I am not an evangelical. The same is true of many Christians I know. If asked to define what an Evangelical is, 90% of the people I commune with across myriad Christian spaces couldn’t. Nevertheless we are defined not only by the worst humans alive — Falwell, Driscoll, MacDonald, et al. — but by religious commitments we never signed on for. We never signed on for sexual and spiritually abuse, for rampant hubris and ego run-amok. Did some Christians seek these things? Yes. At its zenith, Mars Hill boasted over 10,000 members. Some members knew exactly how dastardly and malicious Mars’ system allowed Driscoll to become. But many of us are not that and disbelieve these corrupt institutions to hold much of any Christlikeness at all.
For Christians who also don’t support abuse, yet maintain the name “evangelical,” the only way to effect change is by rejecting all that evangelicalism has come to mean.
All to say, American Evangelicalism (or whatever is left of it) needs a massive remake, not merely re-branding, but an uprooting from the corrupt, anti-God system it has become.
Here are four places churches can start:
Unaccountable Leaders Become Terrorists. Boards, oversight committees, and executive level co-workers have to have the integrity and institutional freedom to check leaders, disagree, and overwrite the leaders desires at critical times through appropriate, fair, and transparent systems. Mutual leadership in communities of discernment are slow, but best. A leader who cannot be resisted without threat to the livelihoods and reputations of other stake holders is bound to abuse power.
Leaders Lacking Spiritual Formation Become Terrorists. One every board I serve on I push that the leader must be engaged with a spiritual director. Full stop. Without proper spiritual formation, we are all bound to our lesser impulses.
Christians Need to Look Past Talent. Even in the Rise and Fall Podcast, both fans and critics of Driscoll talk about what a gifted communicator and smart guy he was/is. Jerry Falwell, Jr. is extolled for his ability to build a $1B+ endowment for Liberty University. These skills kept these men empowered long after people knew of their verifiable abuses. They wanted the gifts, though both leaders were harmful to other and corrosive to God’s Kingdom. Christians too easily settle for ends, regardless of the means. The way Christians behave is more important than the outcomes we engineer.

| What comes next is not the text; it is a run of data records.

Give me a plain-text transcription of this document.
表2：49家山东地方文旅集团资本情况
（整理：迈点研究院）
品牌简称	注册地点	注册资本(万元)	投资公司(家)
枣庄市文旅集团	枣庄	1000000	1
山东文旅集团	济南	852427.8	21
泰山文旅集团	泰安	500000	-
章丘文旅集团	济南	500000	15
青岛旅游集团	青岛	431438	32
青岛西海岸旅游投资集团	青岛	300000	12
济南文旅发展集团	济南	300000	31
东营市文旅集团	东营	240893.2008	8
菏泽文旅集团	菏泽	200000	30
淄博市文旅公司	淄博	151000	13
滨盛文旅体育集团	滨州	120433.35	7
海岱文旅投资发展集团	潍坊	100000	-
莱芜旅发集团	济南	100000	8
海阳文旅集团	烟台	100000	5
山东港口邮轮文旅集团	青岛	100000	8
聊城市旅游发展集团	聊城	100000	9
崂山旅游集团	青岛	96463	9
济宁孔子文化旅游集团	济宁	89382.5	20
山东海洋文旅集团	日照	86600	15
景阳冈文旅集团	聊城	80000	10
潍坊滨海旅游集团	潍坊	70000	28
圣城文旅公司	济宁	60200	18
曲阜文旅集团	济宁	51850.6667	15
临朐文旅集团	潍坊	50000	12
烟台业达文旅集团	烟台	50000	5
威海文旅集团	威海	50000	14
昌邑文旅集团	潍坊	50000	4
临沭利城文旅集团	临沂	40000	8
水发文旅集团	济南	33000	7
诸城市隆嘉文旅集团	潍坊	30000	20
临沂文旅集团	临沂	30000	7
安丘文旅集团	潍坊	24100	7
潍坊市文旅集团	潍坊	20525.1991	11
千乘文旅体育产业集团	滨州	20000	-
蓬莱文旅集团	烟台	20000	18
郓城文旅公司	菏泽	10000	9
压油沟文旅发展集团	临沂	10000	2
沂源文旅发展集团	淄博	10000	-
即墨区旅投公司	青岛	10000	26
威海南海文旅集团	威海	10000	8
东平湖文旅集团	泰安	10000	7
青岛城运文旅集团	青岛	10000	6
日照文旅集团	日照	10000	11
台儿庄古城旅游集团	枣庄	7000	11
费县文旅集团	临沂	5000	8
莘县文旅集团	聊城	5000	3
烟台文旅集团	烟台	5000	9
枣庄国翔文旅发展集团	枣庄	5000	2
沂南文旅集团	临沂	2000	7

Christian Institutions Need to Embrace Slow. The desire to do something big and splashy creates leaders who want to go far fast. That’s not always good. Slow is the way of the kingdom. Who can argue we serve a patient God? The need for speed creates leaders who “get stuff done,” making it okay to run over and through people who slow you down. Thus, people become secondary to accomplishment and that is always abusive.
A good percentage of American evangelicalism can now credibly be argued as a failed experiment. I projected this years ago. Now is the time, friends, for those of us not enraptured by it to recover our faith.